Blues You Can Use – John Ganapes

This book was recommended to me by one of my guitar teachers. It was a supplementary and optional resource to our lessons. I remember getting through few pages and then I left it to collect dust. I can’t remember any reason why I didn’t study it further. I guess it was just another case of my lack in discipline.

The book contains 21 lesson. There is a musical piece with audio recording in every lesson. This is called a Study. On top of that, each lesson has a Scales section and a section for Chords and Progressions.

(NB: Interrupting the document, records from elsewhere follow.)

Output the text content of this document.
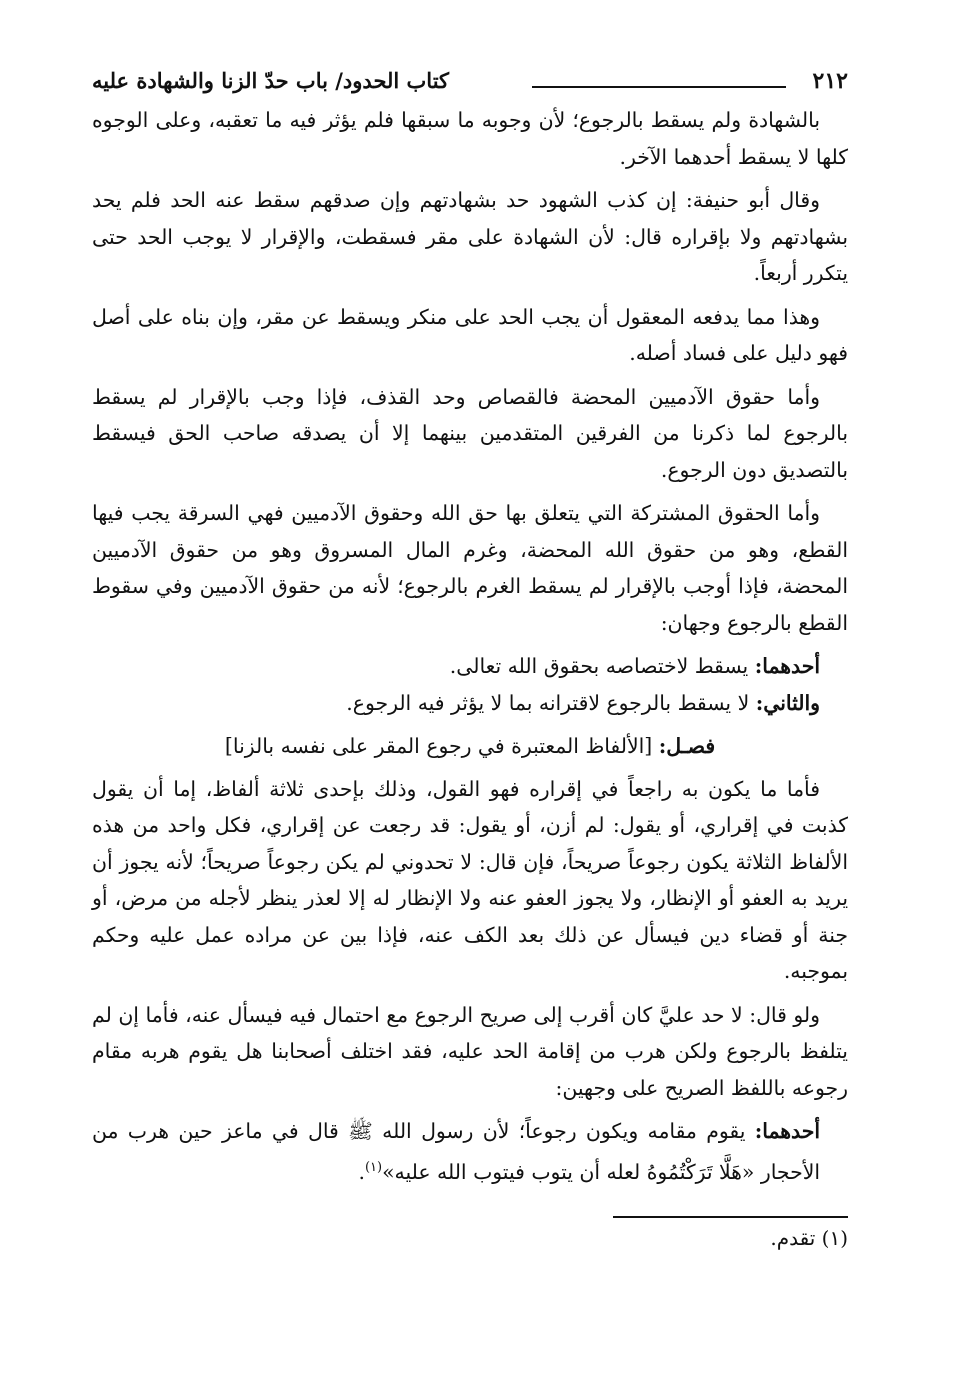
٢١٢
كتاب الحدود/ باب حدّ الزنا والشهادة عليه

بالشهادة ولم يسقط بالرجوع؛ لأن وجوبه ما سبقها فلم يؤثر فيه ما تعقبه، وعلى الوجوه كلها لا يسقط أحدهما الآخر.

وقال أبو حنيفة: إن كذب الشهود حد بشهادتهم وإن صدقهم سقط عنه الحد فلم يحد بشهادتهم ولا بإقراره قال: لأن الشهادة على مقر فسقطت، والإقرار لا يوجب الحد حتى يتكرر أربعاً.

وهذا مما يدفعه المعقول أن يجب الحد على منكر ويسقط عن مقر، وإن بناه على أصل فهو دليل على فساد أصله.

وأما حقوق الآدميين المحضة فالقصاص وحد القذف، فإذا وجب بالإقرار لم يسقط بالرجوع لما ذكرنا من الفرقين المتقدمين بينهما إلا أن يصدقه صاحب الحق فيسقط بالتصديق دون الرجوع.

وأما الحقوق المشتركة التي يتعلق بها حق الله وحقوق الآدميين فهي السرقة يجب فيها القطع، وهو من حقوق الله المحضة، وغرم المال المسروق وهو من حقوق الآدميين المحضة، فإذا أوجب بالإقرار لم يسقط الغرم بالرجوع؛ لأنه من حقوق الآدميين وفي سقوط القطع بالرجوع وجهان:

أحدهما: يسقط لاختصاصه بحقوق الله تعالى.

والثاني: لا يسقط بالرجوع لاقترانه بما لا يؤثر فيه الرجوع.

فصـل: [الألفاظ المعتبرة في رجوع المقر على نفسه بالزنا]

فأما ما يكون به راجعاً في إقراره فهو القول، وذلك بإحدى ثلاثة ألفاظ، إما أن يقول كذبت في إقراري، أو يقول: لم أزن، أو يقول: قد رجعت عن إقراري، فكل واحد من هذه الألفاظ الثلاثة يكون رجوعاً صريحاً، فإن قال: لا تحدوني لم يكن رجوعاً صريحاً؛ لأنه يجوز أن يريد به العفو أو الإنظار، ولا يجوز العفو عنه ولا الإنظار له إلا لعذر ينظر لأجله من مرض، أو جنة أو قضاء دين فيسأل عن ذلك بعد الكف عنه، فإذا بين عن مراده عمل عليه وحكم بموجبه.

ولو قال: لا حد عليَّ كان أقرب إلى صريح الرجوع مع احتمال فيه فيسأل عنه، فأما إن لم يتلفظ بالرجوع ولكن هرب من إقامة الحد عليه، فقد اختلف أصحابنا هل يقوم هربه مقام رجوعه باللفظ الصريح على وجهين:

أحدهما: يقوم مقامه ويكون رجوعاً؛ لأن رسول الله ﷺ قال في ماعز حين هرب من الأحجار «هَلَّا تَرَكْتُمُوهُ لعله أن يتوب فيتوب الله عليه»$^{(١)}$.

(١) تقدم.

That being said, I think that the most stellar stuff in this book is written before we even get to the first lesson. The bottom half of the page 5 contains few fundamental tips and pieces of advice about practicing. These words of wisdom can be seen as obvious and anyone could react to them like “well, duh. Of course. Everybody knows that.” Understandable. However, I, for one, quite often don’t pay attention to these obvious things. I just kind of know them and store them somewhere deep in my mind. Somewhere, where I don’t visit often. That’s why I wrote down these tips for myself with a hope that I’ll take a look at them once a month or so.

  • Scales: the book teaches minor pentatonic, blues scale, and major pentatonic. In my opinion, Blues You Can Use really shines in the Scales section. The patterns of minor pentatonic scale are introduced one by one. Not all at once. Furthermore, once you learn first two patterns, the book instructs and shows how to connect them. Only after that you get to learn third pattern and how to connect it to the previous one. And so on. I think this is a great way to learn minor pentatonic fingerings over the whole neck without getting overwhelmed. Another cool thing is that book tells how to practice scales and includes different exercise ideas to practice them. This is a huge step up compared to other resources which bluntly state “practice scales”.
  • Chords and Progressions: the book teaches most important chords used in blues and few variations of the 12 bar blues progression. By the way, the chords used here aren’t only standard dominant 7th We get to explore few more colorful sounds.
  • Studies: Ok, I am basically a metal guitarist. This could be a reason behind my feelings that blues is grandpa music and I’ll be a blues player when I’ll have arthritis in my fingers. Meaning, I thought that blues is simple and untechnical music to play. Well, this book showed me just how foolish I really am. Let’s begin with saying that I was able to basically read through these musical pieces up to the lesson 8. It means that I felt like a superior being until I encountered the Study in lesson 9. From there, I had to work on every single one musical piece. Some were not so difficult to me but some simply kicked my ass and required a fair amount of effort to learn them and to play along the record. Even though I learned them all, I have to admit that I cheated here and there. To be precise, I used some slides instead of bends. Heck, there were some big and fast bends that I’m not used to. Actually, I don’t even bend that much in general so this book provided me with a nice opportunity to implement more bends into my playing. Anyway, I’d like to conclude that blues has its challenges. It is definitely not a music that requires no skills to play.

After all the nice things I said about Blues You Can Use, I have to state that I didn’t really learn that much from this book. It would have been a perfectly fitting resource at the time my teacher recommended it and I would have been benefited greatly from it. Anyway, I had fun playing these musical pieces. As stated previously, I also wrote down the tips given on fifth page. I value them more than anything in this book.

I think this is an awesome resource for people who already have some amount of dexterity in their fingers and are ready and willing to learn pentatonic scales and some blues. This book should suit a player who is somewhere between beginning guitar journey and having one year of experience under the belt. (Maybe up to two years of experience. It depends on few factors like seriousness, dedication, goals.)

All in all, I have only positive words about Blues You Can Use.